もう何年も待った。そろそろいい加減に待てなくなってきた。毎日毎日ジョナを想って一人寂しく自分のものを処理するのはやめたい。
…ああ、ジョナ。早く俺の手に堕ちろ。
太陽のように輝く少女を、早く自分のモノにしたい。
「…ジョナ」
「や…だめ、だめ…恥ずかしい、やだ!」
「っおい、ジョナ。車から出るな。外は暗い」
「だって…!恥ずかしくてやなの…」
「…分かった。今日はこのくらいにしてやるから帰るぞ。車から出るんじゃあない」
「うん…」
しょんぼりとするジョナにディオは内心笑っていた。少しずつこうして意識させていけばいい。そうして、ジョナも気付かないうちに俺を求めるようになるだろうーーー。

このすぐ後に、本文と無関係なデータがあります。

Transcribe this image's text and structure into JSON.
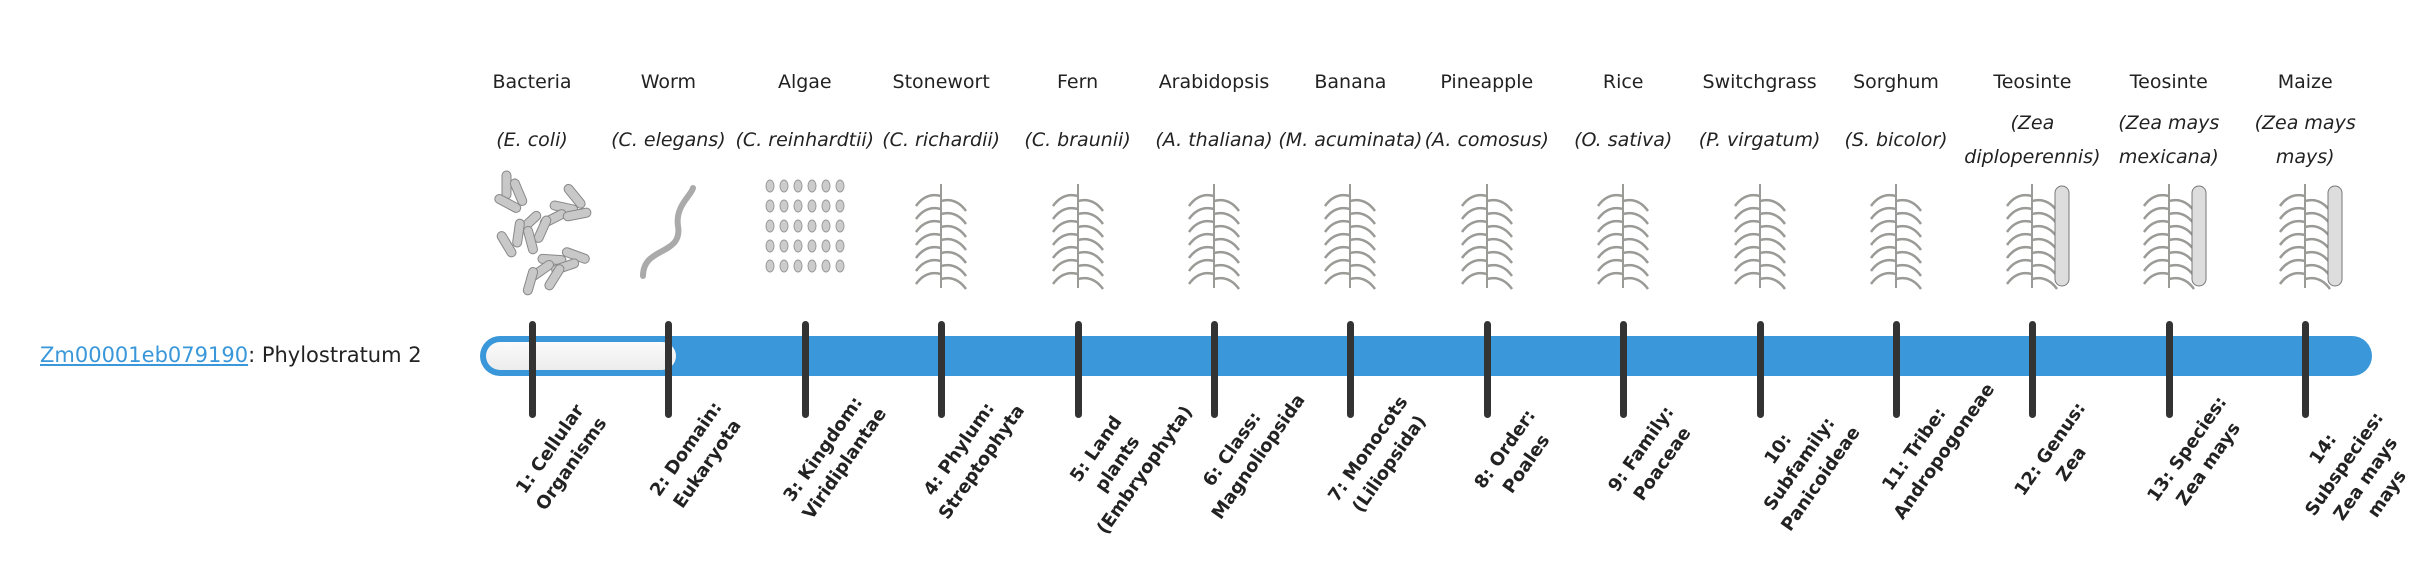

だが、思いもよらない発想にいくのが、ジョースター家の特徴であったことをディオは忘れていた。
「決めたわ!私っ、彼氏つくる!」
「…ッはァ!?貴様、今の俺の話を聞いてたか!?」
「だ、だってディオだって私と付き合うのは面倒でしょう?そ、その…経験ないし。それにディオはモテるし申し訳ないわ」
「こ、このディオが善意でお前と付き合うと言い出したと思っているのか!?」
「?ディオは私にいつも優しいし、頼りになるじゃない」
「……」
ジョナについつい優しくして甘やかしていたことが仇となった。ディオは呆然として目の前のジョナを見つめた。が、ぼおっとしたまま車を発進させてジョナの家の前にとめる。ジョナがなにやら言っていたが聞こえなかった。
そうして一時間。
車で呆然としていたディオは突然叫ぶ。
「この世の男共を全員殺してやる…!!!」
素直に愛の言葉を囁けないディオの、なんとも恐ろしい発言であった。